So, as you no doubt have read by now, the Baltimore Ravens were indeed able to land free agent wide receiver Jeremy Maclin, who was a surprise late roster cut early in June by the Chiefs. The former Kansas City and Philadelphia wideout will provide an immediate and much-needed contributor to a pass-catcher-starved Ravens offense in the wake of Steve Smith’s retirement.
Maclin figures to slide into the slot, a position in which he has seen significant time over the course of his career, with Mike Wallace and Breshad Perriman as the primary outside wide receivers, but it is certainly possible that Maclin starts and plays outside when they operate in two-receiver sets. In fact, I might go so far as to call it likely, even at this early stage.
The funny thing about the Ravens is that, for as excellent a reputation as Ozzie Newsome has as a talent evaluator, he seems to have a terrible time with picking out that wide receivers that are capable of transitioning from the college level to the pros while maintaining an appropriate level of success.
That is why some of their best wide receivers in franchise history have been free-agent acquisitions, in a list that is only extending in length with recent history. Smith is just one, and Maclin the latest, with former Steeler Mike Wallace in between as he enters his second season with the team, both as a starter.
The Ravens’ leading receiver in franchise history is Derrick Mason, who recorded over 12,000 yards in his career. But more than half of that came during his eight seasons in Tennessee before he joined the Ravens. He spent six seasons in Baltimore, catching 471 passes for 5777 yards and 29 touchdowns.
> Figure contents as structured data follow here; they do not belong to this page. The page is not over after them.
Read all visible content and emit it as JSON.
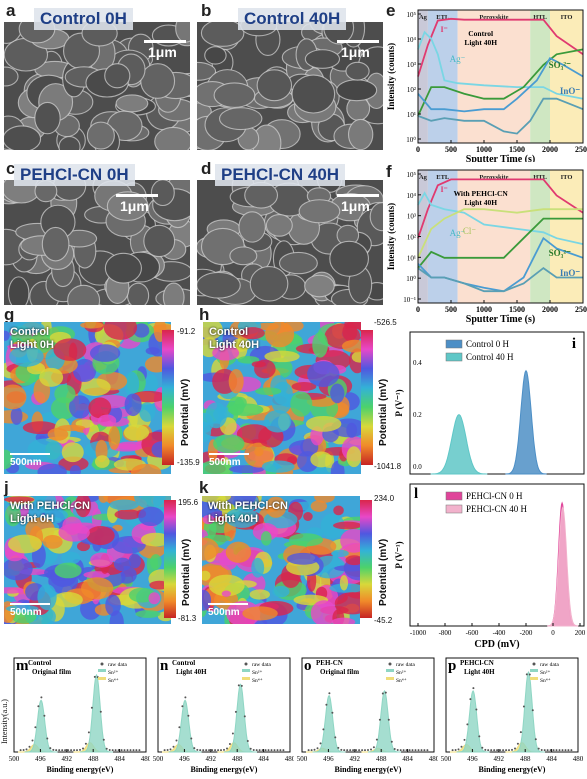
{
  "panels": {
    "a": {
      "letter": "a",
      "title": "Control 0H",
      "scale": "1μm"
    },
    "b": {
      "letter": "b",
      "title": "Control 40H",
      "scale": "1μm"
    },
    "c": {
      "letter": "c",
      "title": "PEHCl-CN 0H",
      "scale": "1μm"
    },
    "d": {
      "letter": "d",
      "title": "PEHCl-CN 40H",
      "scale": "1μm"
    }
  },
  "tof": {
    "e": {
      "letter": "e",
      "regions": [
        "Ag",
        "ETL",
        "Perovskite",
        "HTL",
        "ITO"
      ],
      "annotation_lines": [
        "Control",
        "Light 40H"
      ],
      "species": {
        "i": "I⁻",
        "ag": "Ag⁻",
        "so": "SO₃²⁻",
        "ino": "InO⁻"
      },
      "ylabel": "Intensity (counts)",
      "xlabel": "Sputter Time (s)",
      "xticks": [
        "0",
        "500",
        "1000",
        "1500",
        "2000",
        "2500"
      ],
      "yticks": [
        "10⁵",
        "10⁴",
        "10³",
        "10²",
        "10¹",
        "10⁰"
      ]
    },
    "f": {
      "letter": "f",
      "regions": [
        "Ag",
        "ETL",
        "Perovskite",
        "HTL",
        "ITO"
      ],
      "annotation_lines": [
        "With PEHCl-CN",
        "Light 40H"
      ],
      "species": {
        "i": "I⁻",
        "ag": "Ag⁻",
        "cl": "Cl⁻",
        "so": "SO₃²⁻",
        "ino": "InO⁻"
      },
      "ylabel": "Intensity (counts)",
      "xlabel": "Sputter Time (s)",
      "xticks": [
        "0",
        "500",
        "1000",
        "1500",
        "2000",
        "2500"
      ],
      "yticks": [
        "10⁵",
        "10⁴",
        "10³",
        "10²",
        "10¹",
        "10⁰",
        "10⁻¹"
      ]
    }
  },
  "kpfm": {
    "g": {
      "letter": "g",
      "title": "Control\nLight 0H",
      "max": "-91.2",
      "min": "-135.9",
      "scale": "500nm",
      "cbar_label": "Potential (mV)"
    },
    "h": {
      "letter": "h",
      "title": "Control\nLight 40H",
      "max": "-526.5",
      "min": "-1041.8",
      "scale": "500nm",
      "cbar_label": "Potential (mV)"
    },
    "j": {
      "letter": "j",
      "title": "With PEHCl-CN\nLight 0H",
      "max": "195.6",
      "min": "-81.3",
      "scale": "500nm",
      "cbar_label": "Potential (mV)"
    },
    "k": {
      "letter": "k",
      "title": "With PEHCl-CN\nLight 40H",
      "max": "234.0",
      "min": "-45.2",
      "scale": "500nm",
      "cbar_label": "Potential (mV)"
    }
  },
  "cpd": {
    "i": {
      "letter": "i",
      "legend": [
        "Control 0 H",
        "Control 40 H"
      ],
      "ylabel": "P (V⁻¹)",
      "yticks": [
        "0.4",
        "0.2",
        "0.0"
      ]
    },
    "l": {
      "letter": "l",
      "legend": [
        "PEHCl-CN 0 H",
        "PEHCl-CN 40 H"
      ],
      "ylabel": "P (V⁻¹)",
      "xlabel": "CPD (mV)",
      "xticks": [
        "-1000",
        "-800",
        "-600",
        "-400",
        "-200",
        "0",
        "200"
      ]
    }
  },
  "xps": {
    "m": {
      "letter": "m",
      "title": [
        "Control",
        "Original film"
      ]
    },
    "n": {
      "letter": "n",
      "title": [
        "Control",
        "Light 40H"
      ]
    },
    "o": {
      "letter": "o",
      "title": [
        "PEH-CN",
        "Original film"
      ]
    },
    "p": {
      "letter": "p",
      "title": [
        "PEHCl-CN",
        "Light 40H"
      ]
    },
    "legend": [
      "raw data",
      "Sn²⁺",
      "Sn⁴⁺"
    ],
    "xlabel": "Binding energy(eV)",
    "ylabel": "Intensity(a.u.)",
    "xticks": [
      "500",
      "496",
      "492",
      "488",
      "484",
      "480"
    ]
  },
  "chart_data": [
    {
      "type": "line",
      "panel": "e",
      "title": "",
      "xlabel": "Sputter Time (s)",
      "ylabel": "Intensity (counts)",
      "xlim": [
        0,
        2500
      ],
      "yscale": "log",
      "ylim": [
        0.3,
        300000
      ],
      "series": [
        {
          "name": "I⁻",
          "x": [
            0,
            150,
            300,
            500,
            700,
            1000,
            1500,
            1900,
            2100,
            2500
          ],
          "values": [
            300,
            8000,
            100000,
            120000,
            110000,
            110000,
            110000,
            110000,
            20000,
            3000
          ]
        },
        {
          "name": "Ag⁻",
          "x": [
            0,
            100,
            200,
            300,
            400,
            600,
            1000,
            1500,
            1900,
            2100,
            2500
          ],
          "values": [
            5000,
            30000,
            15000,
            3000,
            200,
            150,
            120,
            100,
            100,
            50,
            30
          ]
        },
        {
          "name": "SO₃²⁻",
          "x": [
            0,
            200,
            400,
            700,
            1000,
            1300,
            1600,
            1900,
            2100,
            2500
          ],
          "values": [
            5,
            100,
            100,
            50,
            30,
            30,
            100,
            1000,
            3000,
            5000
          ]
        },
        {
          "name": "InO⁻",
          "x": [
            0,
            200,
            400,
            700,
            1000,
            1300,
            1500,
            1800,
            2000,
            2200,
            2500
          ],
          "values": [
            50,
            10,
            10,
            8,
            10,
            10,
            30,
            200,
            2000,
            1000,
            300
          ]
        },
        {
          "name": "trace",
          "x": [
            0,
            200,
            400,
            700,
            1000,
            1300,
            1500,
            1700,
            1900,
            2100,
            2500
          ],
          "values": [
            5,
            3,
            4,
            3,
            3,
            1,
            0.8,
            3,
            30,
            30,
            10
          ]
        }
      ]
    },
    {
      "type": "line",
      "panel": "f",
      "title": "",
      "xlabel": "Sputter Time (s)",
      "ylabel": "Intensity (counts)",
      "xlim": [
        0,
        2500
      ],
      "yscale": "log",
      "ylim": [
        0.05,
        300000
      ],
      "series": [
        {
          "name": "I⁻",
          "x": [
            0,
            150,
            300,
            500,
            700,
            1000,
            1500,
            1900,
            2100,
            2500
          ],
          "values": [
            100,
            3000,
            50000,
            100000,
            100000,
            100000,
            100000,
            100000,
            15000,
            2000
          ]
        },
        {
          "name": "Ag⁻",
          "x": [
            0,
            100,
            200,
            400,
            700,
            1000,
            1500,
            1900,
            2100,
            2500
          ],
          "values": [
            5000,
            20000,
            5000,
            3000,
            2000,
            500,
            300,
            200,
            100,
            50
          ]
        },
        {
          "name": "Cl⁻",
          "x": [
            0,
            200,
            400,
            700,
            1000,
            1500,
            1900,
            2100,
            2500
          ],
          "values": [
            10,
            300,
            1000,
            3000,
            3000,
            2000,
            3000,
            3000,
            3000
          ]
        },
        {
          "name": "SO₃²⁻",
          "x": [
            0,
            200,
            400,
            700,
            1000,
            1300,
            1600,
            1900,
            2100,
            2500
          ],
          "values": [
            3,
            20,
            10,
            10,
            10,
            10,
            100,
            1000,
            1000,
            1000
          ]
        },
        {
          "name": "InO⁻",
          "x": [
            0,
            200,
            400,
            700,
            1000,
            1300,
            1600,
            1900,
            2100,
            2500
          ],
          "values": [
            5,
            1,
            1,
            0.5,
            0.3,
            0.2,
            1,
            100,
            30,
            10
          ]
        },
        {
          "name": "trace",
          "x": [
            0,
            200,
            400,
            700,
            1000,
            1300,
            1600,
            1900,
            2100,
            2500
          ],
          "values": [
            3,
            1,
            1,
            0.5,
            0.2,
            0.2,
            0.5,
            3,
            1,
            1
          ]
        }
      ]
    },
    {
      "type": "area",
      "panel": "i",
      "title": "",
      "ylabel": "P (V⁻¹)",
      "xlim": [
        -1100,
        250
      ],
      "ylim": [
        0,
        0.55
      ],
      "series": [
        {
          "name": "Control 0 H",
          "center": -200,
          "peak": 0.4,
          "width": 40
        },
        {
          "name": "Control 40 H",
          "center": -720,
          "peak": 0.23,
          "width": 55
        }
      ]
    },
    {
      "type": "area",
      "panel": "l",
      "title": "",
      "xlabel": "CPD (mV)",
      "ylabel": "P (V⁻¹)",
      "xlim": [
        -1100,
        250
      ],
      "ylim": [
        0,
        0.6
      ],
      "series": [
        {
          "name": "PEHCl-CN 0 H",
          "center": 80,
          "peak": 0.52,
          "width": 28
        },
        {
          "name": "PEHCl-CN 40 H",
          "center": 85,
          "peak": 0.5,
          "width": 30
        }
      ]
    },
    {
      "type": "line",
      "panel": "m",
      "xlabel": "Binding energy(eV)",
      "ylabel": "Intensity(a.u.)",
      "xlim": [
        500,
        480
      ],
      "series": [
        {
          "name": "Sn²⁺",
          "peaks": [
            495.9,
            487.5
          ],
          "heights": [
            0.55,
            0.82
          ]
        },
        {
          "name": "Sn⁴⁺",
          "peaks": [
            496.9,
            488.5
          ],
          "heights": [
            0.08,
            0.1
          ]
        }
      ]
    },
    {
      "type": "line",
      "panel": "n",
      "xlabel": "Binding energy(eV)",
      "xlim": [
        500,
        480
      ],
      "series": [
        {
          "name": "Sn²⁺",
          "peaks": [
            495.9,
            487.5
          ],
          "heights": [
            0.55,
            0.72
          ]
        },
        {
          "name": "Sn⁴⁺",
          "peaks": [
            496.9,
            488.5
          ],
          "heights": [
            0.08,
            0.1
          ]
        }
      ]
    },
    {
      "type": "line",
      "panel": "o",
      "xlabel": "Binding energy(eV)",
      "xlim": [
        500,
        480
      ],
      "series": [
        {
          "name": "Sn²⁺",
          "peaks": [
            495.9,
            487.5
          ],
          "heights": [
            0.6,
            0.65
          ]
        },
        {
          "name": "Sn⁴⁺",
          "peaks": [
            496.9,
            488.5
          ],
          "heights": [
            0.04,
            0.04
          ]
        }
      ]
    },
    {
      "type": "line",
      "panel": "p",
      "xlabel": "Binding energy(eV)",
      "xlim": [
        500,
        480
      ],
      "series": [
        {
          "name": "Sn²⁺",
          "peaks": [
            495.9,
            487.5
          ],
          "heights": [
            0.65,
            0.85
          ]
        },
        {
          "name": "Sn⁴⁺",
          "peaks": [
            496.9,
            488.5
          ],
          "heights": [
            0.08,
            0.1
          ]
        }
      ]
    }
  ]
}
Another name high on the Ravens’ list is Qadry Ismail, who was a six-year veteran by the time he joined Baltimore in 1999. He caught 191 passes for 2819 yards and 18 touchdowns in three seasons with the team while ranking high on their all-time list.
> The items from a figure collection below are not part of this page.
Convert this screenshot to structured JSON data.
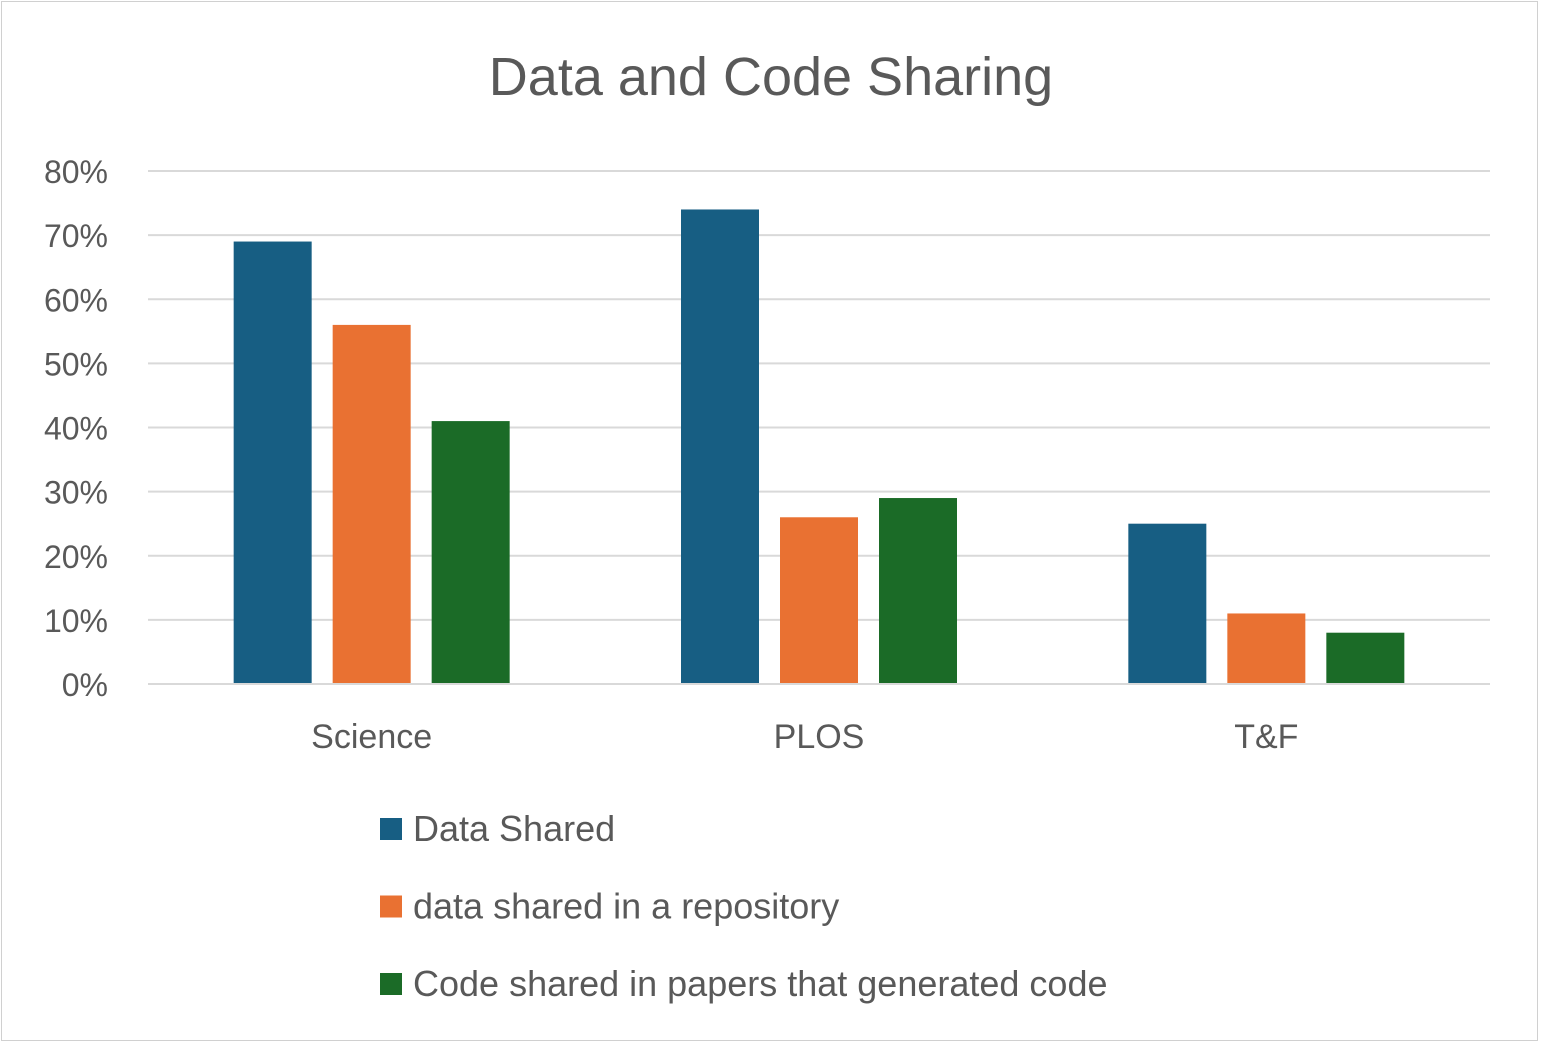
{
  "chart_data": {
    "type": "bar",
    "title": "Data and Code Sharing",
    "xlabel": "",
    "ylabel": "",
    "ylim": [
      0,
      80
    ],
    "yticks": [
      "0%",
      "10%",
      "20%",
      "30%",
      "40%",
      "50%",
      "60%",
      "70%",
      "80%"
    ],
    "grid": true,
    "legend_position": "bottom",
    "categories": [
      "Science",
      "PLOS",
      "T&F"
    ],
    "series": [
      {
        "name": "Data Shared",
        "color": "#175e83",
        "values": [
          69,
          74,
          25
        ]
      },
      {
        "name": "data shared in a repository",
        "color": "#e97132",
        "values": [
          56,
          26,
          11
        ]
      },
      {
        "name": "Code shared in papers that generated code",
        "color": "#1b6b27",
        "values": [
          41,
          29,
          8
        ]
      }
    ]
  }
}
Some of their best wide receivers actually traveled with them from Cleveland to Baltimore in the form of Michael Jackson and Derrick Alexander. Both of them averaged over 1000 yards in the first two years of Ravens history as receivers, and both of them had 18 touchdowns in those two years. Alexander moved on the next year, while Jackson, the older of the two, played one more year in Baltimore before retiring.
Statistically, the most productive wide receiver the Ravens have drafted remains Torrey Smith, a second-round pick in 2011, who despite catching less than half of his targets gained 3591 yards over four seasons for 30 touchdowns.
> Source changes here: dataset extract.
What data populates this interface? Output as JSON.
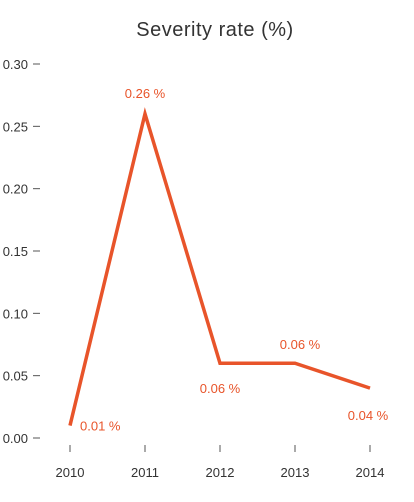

Mark Clayton of course also has to be in the discussion, a first-round pick who from 2005 to 2009 caught 234 passes for 3116 yards, though he had just 12 touchdowns, and never more than five in a season.
If you continue down their all-time list, though, you see names like Brandon Stokley and Jacoby Jones pop up. They may not have been a franchise for all that long, but their history as a wide receiver factory is sorely lacking. Only 11 wide receivers in their history have gained 1000 career yards in a Baltimore uniform. The Steelers have had 15 since 1996.